Delação de Vorcaro é vista por ministros como manobra para emparedar Moraes e acirrar crise no STF, diz jornal
A entrega da proposta de delação premiada do empresário Daniel Vorcaro à Procuradoria-Geral da República (PGR) e à Polícia Federal (PF) instaurou um novo foco de instabilidade no Supremo Tribunal Federal (STF). O movimento ocorre em um momento de fragmentação na Corte, onde uma ala específica de magistrados interpreta o conteúdo oferecido como uma tentativa deliberada de gerar elementos que possam comprometer o ministro Alexandre de Moraes.
De acordo com informações apuradas pelo jornal O Globo, integrantes do tribunal avaliam, sob reserva, que tanto as críticas imediatas ao acordo quanto o momento escolhido para a sua apresentação sugerem uma estratégia para direcionar o impacto da colaboração. A rapidez com que surgiram questionamentos sobre o material, poucas horas após o protocolo da proposta, chamou a atenção de ministros, que veem no gesto uma resistência antecipada antes mesmo de qualquer análise técnica criteriosa.
Instrumento de pressão e racha institucional
Para os magistrados consultados pela reportagem de O Globo, o cenário em torno de Vorcaro transcende o sigilo das informações e passa a ser encarado como uma ferramenta de pressão política, tanto interna quanto externa. Este episódio é visto como um agravante em uma série de eventos recentes que expuseram as fissuras no STF, especialmente em investigações que envolvem o Banco Master.

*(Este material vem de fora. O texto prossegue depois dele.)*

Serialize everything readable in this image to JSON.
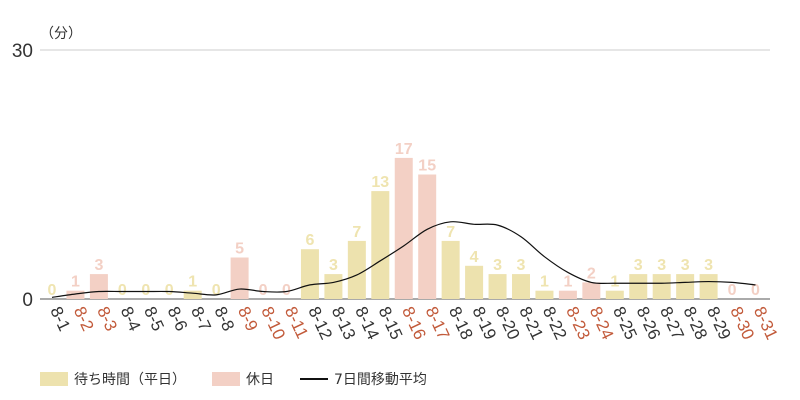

A preocupação central dessa ala da Corte reside no potencial uso de fragmentos da colaboração para influenciar decisões judiciais ou criar situações de constrangimento para membros do tribunal. Especialistas internos acreditam que essa dinâmica fortalece o clima de desconfiança mútua e aprofunda o racha entre os ministros, prejudicando a coesão da instituição.
Próximos passos do rito processual
Apesar do tumulto nos bastidores, a proposta de Daniel Vorcaro ainda deve percorrer o rito formal de análise pela PGR e pela PF. Ambos os órgãos detêm a prerrogativa de solicitar ajustes ou complementações antes que o texto seja formalmente encaminhado ao Supremo Tribunal Federal.
Uma vez que o material chegue à Corte, caberá ao ministro relator do caso a responsabilidade de validar o acordo. Nessa etapa, serão examinados critérios fundamentais como a legalidade dos termos, a voluntariedade do colaborador e a utilidade prática das informações fornecidas para as investigações em curso, antes de qualquer decisão sobre a homologação final.